5. Processed Dump Storage

Processed dumps are stored in two places: the relational database as well as in flat files within a file system. This forking of the storage scheme came from the realization that the infrequently used data within the database ‘dumps’ tables was causing performance problems within PostgreSQL. The ‘dumps’ tables took nearly eighty percent of the total storage, making replication and backup problematic. Since the ‘dumps’ table’s data is used only when a user requests a specific crash dump by uuid, most of the data is rarely, if ever, accessed.

We decided to migrate these dump into a file system storage outside the database.

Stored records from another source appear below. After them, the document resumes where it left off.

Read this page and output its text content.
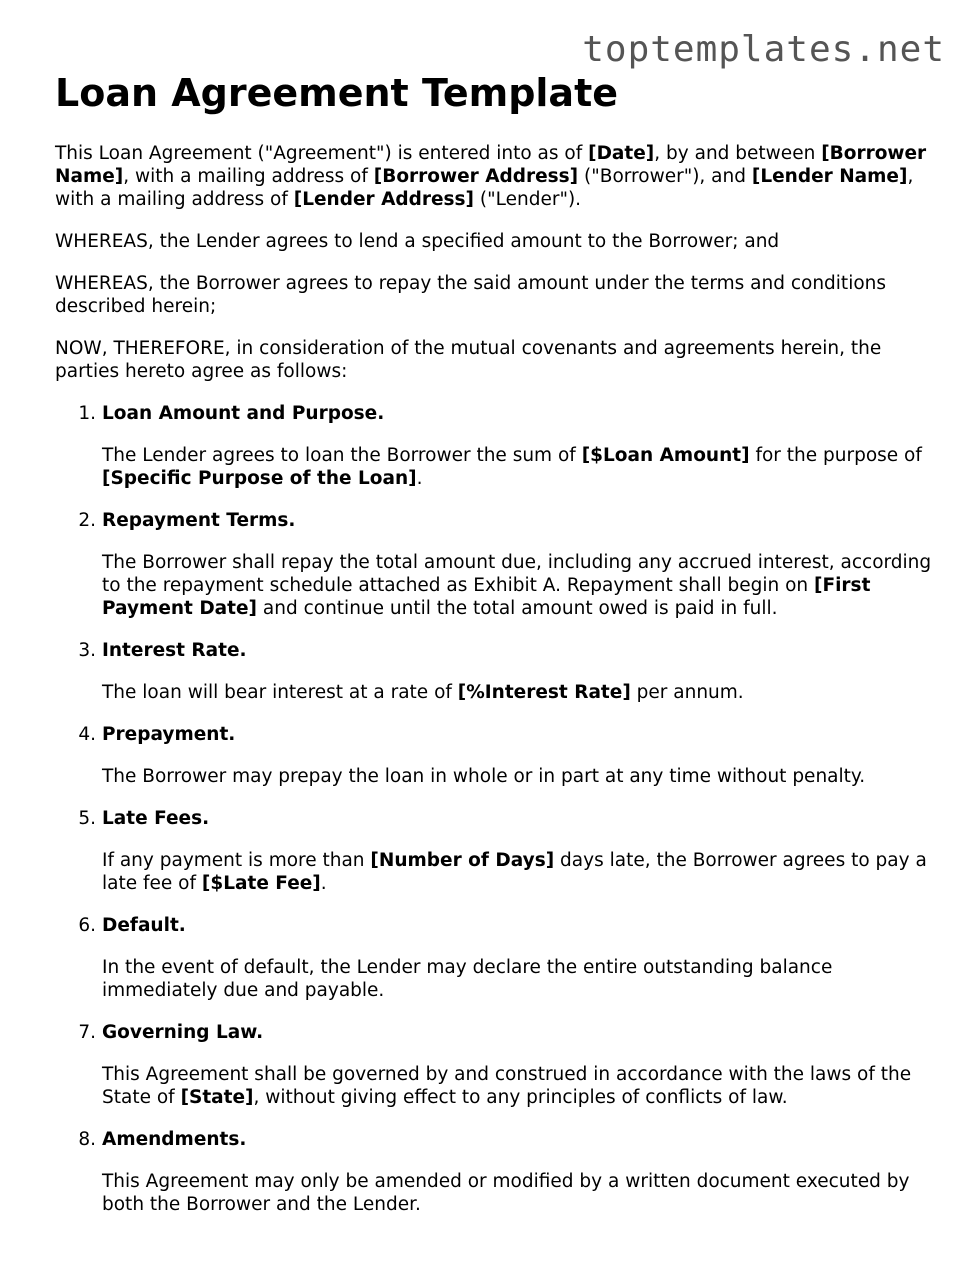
toptemplates.net
Loan Agreement Template

This Loan Agreement ("Agreement") is entered into as of [Date], by and between [Borrower Name], with a mailing address of [Borrower Address] ("Borrower"), and [Lender Name], with a mailing address of [Lender Address] ("Lender").

WHEREAS, the Lender agrees to lend a specified amount to the Borrower; and

WHEREAS, the Borrower agrees to repay the said amount under the terms and conditions described herein;

NOW, THEREFORE, in consideration of the mutual covenants and agreements herein, the parties hereto agree as follows:

1. Loan Amount and Purpose.

The Lender agrees to loan the Borrower the sum of [$Loan Amount] for the purpose of [Specific Purpose of the Loan].

2. Repayment Terms.

The Borrower shall repay the total amount due, including any accrued interest, according to the repayment schedule attached as Exhibit A. Repayment shall begin on [First Payment Date] and continue until the total amount owed is paid in full.

3. Interest Rate.

The loan will bear interest at a rate of [%Interest Rate] per annum.

4. Prepayment.

The Borrower may prepay the loan in whole or in part at any time without penalty.

5. Late Fees.

If any payment is more than [Number of Days] days late, the Borrower agrees to pay a late fee of [$Late Fee].

6. Default.

In the event of default, the Lender may declare the entire outstanding balance immediately due and payable.

7. Governing Law.

This Agreement shall be governed by and construed in accordance with the laws of the State of [State], without giving effect to any principles of conflicts of law.

8. Amendments.

This Agreement may only be amended or modified by a written document executed by both the Borrower and the Lender.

In the file system, after processing, dumps are stored a gzip compressed JSON file format. This format echos a flattening of the ‘reports’, ‘extensions’ and the now deprecated ‘dumps’ tables within the database.

5.1. Directory Structure


Just as in the JsonDumpStorage scheme, there are two branches: ‘name’ and ‘date’

5.2. Access by Name

Most lookups of processed crash data happens by name. We use a radix storage technique where the first 4 characters of the file name are used for two levels of directory names. A file called aabbf9cb-395b-47e8-9600-4f20e2090331.jsonz would be found in the file system as …/aa/bb/aabbf9cb-395b-47e8-9600-4f20e2090331.jsonz

5.3. Access by Date

For the purposes of finding crashes that happened at specific date and time, a hierarchy of date directories offer quick lookup. The leaves of the date directories contain symbolic links to the locations of crash data.

5.4. JSON File Format


{"signature": "nsThread::ProcessNextEvent(int, int*)",
 "uuid": "aabbf9cb-395b-47e8-9600-4f20e2090331",
 "date_processed": "2009-03-31 14:45:09.215601",
 "install_age": 100113,
 "uptime": 7,
 "last_crash": 95113,
 "product": "SomeProduct",
 "version": "3.5.2",
 "build_id": "20090223121634",
 "branch": "1.9.1",
 "os_name": "Mac OS X",
 "os_version": "10.5.6 9G55",
 "cpu_name": "x86",
 "cpu_info":     "GenuineIntel family 6 model 15 stepping 6",
 "crash_address": "0xe9b246",
 "User Comments": "This thing crashed.\nHelp me Kirk.",
 "app_notes": "",
 "success": true,
 "truncated": false,
 "processor_notes": "",
 "distributor_version": "",
 "add-ons": [["{ABDE892B-13A8-4d1b-88E6-365A6E755758}", "1.0"], ["{b2e293ee-fd7e-4c71-a714-5f4750d8d7b7}", ""], ["{972ce4c6-7e08-4474-a285-3208198ce6fd}", "3.5.2"]],
 "dump":"OS|Mac OS X|10.5.6 9G55\\nCPU|x86|GenuineIntel family 6 model 15 stepping 6|2\\nCrash|EXC_BAD_ACCESS / KERN_PROTECTION_FAILURE|0x1558c095|0\\n

The “dump” component is the direct streamed output from the Breakpad “minidump_stackwalk” program. Unfortunately, that project does not give detailed documentation of the format.